When diseased cardiac cells die, they usually are not replaced by living cells but with a structural protein called collagen, manifesting in tissue scarring — fibrosis. Ahmed and colleagues found that HF mice displayed an age-related increase in fibrosis, as measured by increased collagen content. However, injecting HF mice with NAD+ prevented this increase in fibrosis, indicating that NAD+ can prevent cardiac tissue damage, which may contribute to improvements in heart function.
Could Early Intervention with NAD+ Prevent Heart Failure?
In a preliminary study on humans, it was shown that the NAD+ booster nicotinamide riboside reduced inflammation in HF patients. However, this study only had five participants, and a larger study with 40 participants is underway. This larger study should help determine whether boosting NAD+ could treat heart failure patients.
The findings of Ahmed and colleagues show that boosting NAD+ directly, rather than with an NAD+ precursor like nicotinamide riboside, can prevent heart disease if administered before signs of heart failure.
“This research suggests it may be possible to alter certain metabolic pathways to prevent heart failure before damage to the heart begins,” says Dr. Delgado-Olguín.
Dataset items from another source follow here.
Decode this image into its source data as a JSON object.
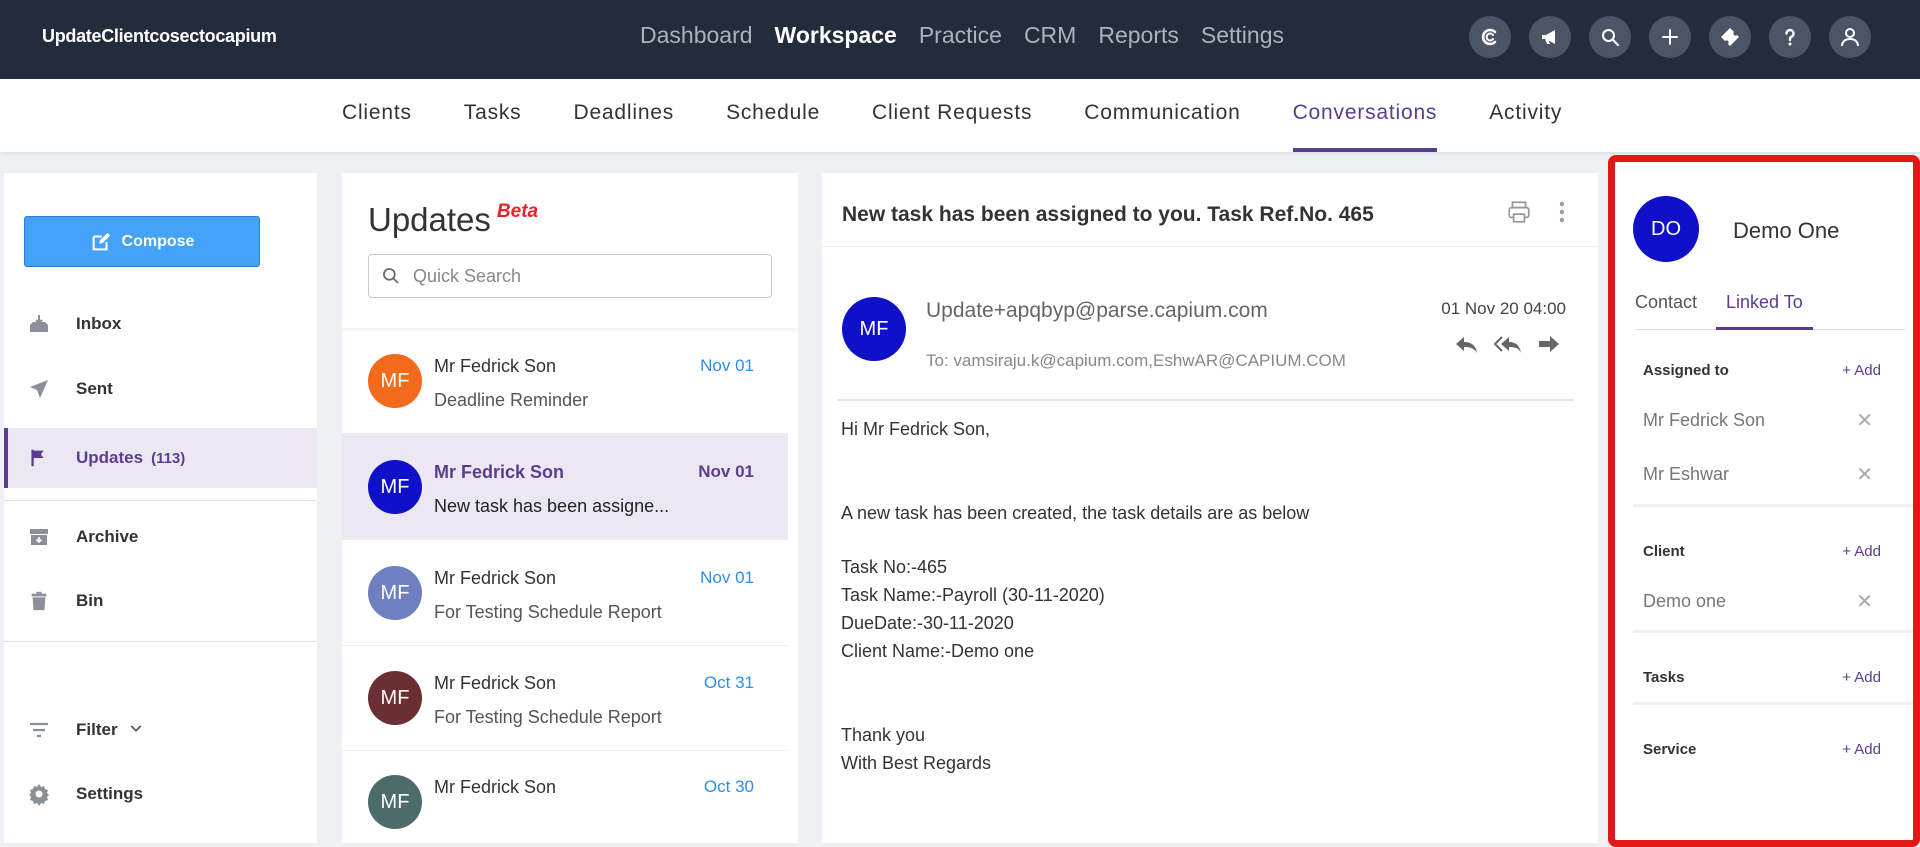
{
  "app": {
    "brand": "UpdateClientcosectocapium",
    "nav": [
      "Dashboard",
      "Workspace",
      "Practice",
      "CRM",
      "Reports",
      "Settings"
    ],
    "nav_active": "Workspace",
    "icons": [
      "capium-logo-icon",
      "megaphone-icon",
      "search-icon",
      "plus-icon",
      "ticket-icon",
      "help-icon",
      "user-icon"
    ]
  },
  "subnav": {
    "tabs": [
      "Clients",
      "Tasks",
      "Deadlines",
      "Schedule",
      "Client Requests",
      "Communication",
      "Conversations",
      "Activity"
    ],
    "active": "Conversations"
  },
  "sidebar": {
    "compose_label": "Compose",
    "items": [
      {
        "label": "Inbox",
        "icon": "inbox-icon"
      },
      {
        "label": "Sent",
        "icon": "send-icon"
      },
      {
        "label": "Updates",
        "count": "(113)",
        "icon": "flag-icon"
      },
      {
        "label": "Archive",
        "icon": "archive-icon"
      },
      {
        "label": "Bin",
        "icon": "trash-icon"
      },
      {
        "label": "Filter",
        "icon": "filter-icon"
      },
      {
        "label": "Settings",
        "icon": "gear-icon"
      }
    ]
  },
  "list": {
    "title": "Updates",
    "badge": "Beta",
    "search_placeholder": "Quick Search",
    "items": [
      {
        "initials": "MF",
        "name": "Mr Fedrick Son",
        "subject": "Deadline Reminder",
        "date": "Nov 01",
        "color": "#f26b1d"
      },
      {
        "initials": "MF",
        "name": "Mr Fedrick Son",
        "subject": "New task has been assigne...",
        "date": "Nov 01",
        "color": "#1010c8"
      },
      {
        "initials": "MF",
        "name": "Mr Fedrick Son",
        "subject": "For Testing Schedule Report",
        "date": "Nov 01",
        "color": "#6f7fc0"
      },
      {
        "initials": "MF",
        "name": "Mr Fedrick Son",
        "subject": "For Testing Schedule Report",
        "date": "Oct 31",
        "color": "#6b2f33"
      },
      {
        "initials": "MF",
        "name": "Mr Fedrick Son",
        "subject": "",
        "date": "Oct 30",
        "color": "#4d6b6b"
      }
    ]
  },
  "message": {
    "subject": "New task has been assigned to you. Task Ref.No. 465",
    "sender_initials": "MF",
    "sender": "Update+apqbyp@parse.capium.com",
    "to": "To: vamsiraju.k@capium.com,EshwAR@CAPIUM.COM",
    "date": "01 Nov 20 04:00",
    "body": {
      "greeting": "Hi Mr Fedrick Son,",
      "intro": "A new task has been created, the task details are as below",
      "task_no": "Task No:-465",
      "task_name": "Task Name:-Payroll (30-11-2020)",
      "due": "DueDate:-30-11-2020",
      "client": "Client Name:-Demo one",
      "thanks": "Thank you",
      "regards": "With Best Regards"
    }
  },
  "contact": {
    "initials": "DO",
    "name": "Demo One",
    "tabs": [
      "Contact",
      "Linked To"
    ],
    "active_tab": "Linked To",
    "add_label": "Add",
    "assigned_title": "Assigned to",
    "assigned": [
      "Mr Fedrick Son",
      "Mr Eshwar"
    ],
    "client_title": "Client",
    "client": "Demo one",
    "tasks_title": "Tasks",
    "service_title": "Service"
  }
}
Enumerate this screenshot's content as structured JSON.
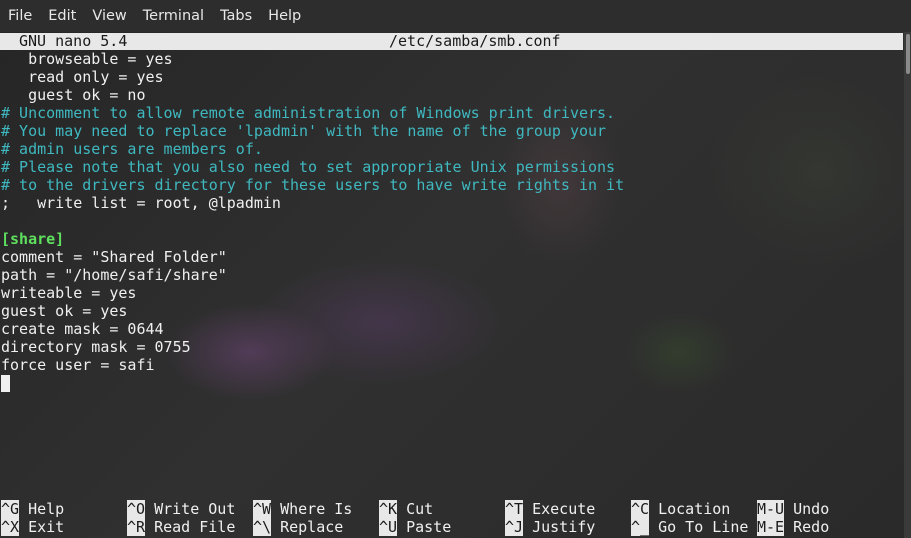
{
  "menu": [
    "File",
    "Edit",
    "View",
    "Terminal",
    "Tabs",
    "Help"
  ],
  "nano": {
    "app": "GNU nano 5.4",
    "file": "/etc/samba/smb.conf"
  },
  "lines": [
    {
      "text": "   browseable = yes",
      "kind": "normal"
    },
    {
      "text": "   read only = yes",
      "kind": "normal"
    },
    {
      "text": "   guest ok = no",
      "kind": "normal"
    },
    {
      "text": "# Uncomment to allow remote administration of Windows print drivers.",
      "kind": "comment"
    },
    {
      "text": "# You may need to replace 'lpadmin' with the name of the group your",
      "kind": "comment"
    },
    {
      "text": "# admin users are members of.",
      "kind": "comment"
    },
    {
      "text": "# Please note that you also need to set appropriate Unix permissions",
      "kind": "comment"
    },
    {
      "text": "# to the drivers directory for these users to have write rights in it",
      "kind": "comment"
    },
    {
      "text": ";   write list = root, @lpadmin",
      "kind": "normal"
    },
    {
      "text": "",
      "kind": "normal"
    },
    {
      "text": "[share]",
      "kind": "section"
    },
    {
      "text": "comment = \"Shared Folder\"",
      "kind": "normal"
    },
    {
      "text": "path = \"/home/safi/share\"",
      "kind": "normal"
    },
    {
      "text": "writeable = yes",
      "kind": "normal"
    },
    {
      "text": "guest ok = yes",
      "kind": "normal"
    },
    {
      "text": "create mask = 0644",
      "kind": "normal"
    },
    {
      "text": "directory mask = 0755",
      "kind": "normal"
    },
    {
      "text": "force user = safi",
      "kind": "normal"
    }
  ],
  "shortcuts": [
    {
      "key": "^G",
      "label": "Help"
    },
    {
      "key": "^O",
      "label": "Write Out"
    },
    {
      "key": "^W",
      "label": "Where Is"
    },
    {
      "key": "^K",
      "label": "Cut"
    },
    {
      "key": "^T",
      "label": "Execute"
    },
    {
      "key": "^C",
      "label": "Location"
    },
    {
      "key": "M-U",
      "label": "Undo"
    },
    {
      "key": "^X",
      "label": "Exit"
    },
    {
      "key": "^R",
      "label": "Read File"
    },
    {
      "key": "^\\",
      "label": "Replace"
    },
    {
      "key": "^U",
      "label": "Paste"
    },
    {
      "key": "^J",
      "label": "Justify"
    },
    {
      "key": "^_",
      "label": "Go To Line"
    },
    {
      "key": "M-E",
      "label": "Redo"
    }
  ]
}
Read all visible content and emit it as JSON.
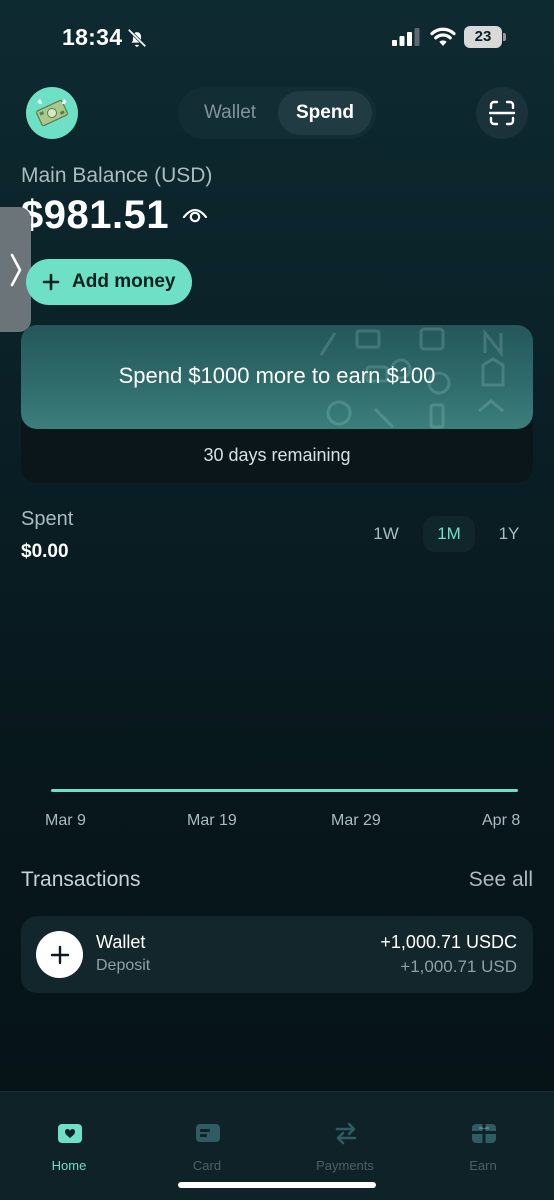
{
  "status_bar": {
    "time": "18:34",
    "battery": "23"
  },
  "header": {
    "avatar_icon": "money-emoji-icon",
    "segments": [
      {
        "label": "Wallet"
      },
      {
        "label": "Spend"
      }
    ],
    "active_segment": "Spend",
    "scan_icon": "scan-icon"
  },
  "balance": {
    "label": "Main Balance (USD)",
    "value": "$981.51"
  },
  "add_money": {
    "label": "Add money"
  },
  "promo": {
    "text": "Spend $1000 more to earn $100",
    "remaining": "30 days remaining"
  },
  "spent": {
    "label": "Spent",
    "value": "$0.00",
    "ranges": [
      "1W",
      "1M",
      "1Y"
    ],
    "selected_range": "1M",
    "x_ticks": [
      "Mar 9",
      "Mar 19",
      "Mar 29",
      "Apr 8"
    ]
  },
  "transactions": {
    "title": "Transactions",
    "see_all": "See all",
    "items": [
      {
        "name": "Wallet",
        "type": "Deposit",
        "amount_primary": "+1,000.71 USDC",
        "amount_secondary": "+1,000.71 USD"
      }
    ]
  },
  "tabbar": {
    "tabs": [
      {
        "label": "Home",
        "icon": "wallet-icon"
      },
      {
        "label": "Card",
        "icon": "card-icon"
      },
      {
        "label": "Payments",
        "icon": "transfer-icon"
      },
      {
        "label": "Earn",
        "icon": "gift-icon"
      }
    ],
    "active": "Home"
  },
  "colors": {
    "accent": "#6ee0c6",
    "background": "#081a1f",
    "card": "#13262c"
  }
}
While these results are promising, the model used in this study is biased towards a specific gene (Kdm8), which may not fully recapitulate the cellular pathology of DCM. Therefore, additional mouse models will need to be tested. Still, many features of DCM, such as reduced ejection fraction and fibrosis, are features of the aging heart. Thus, it is possible that NAD+ could mitigate heart aging and other age-related heart diseases.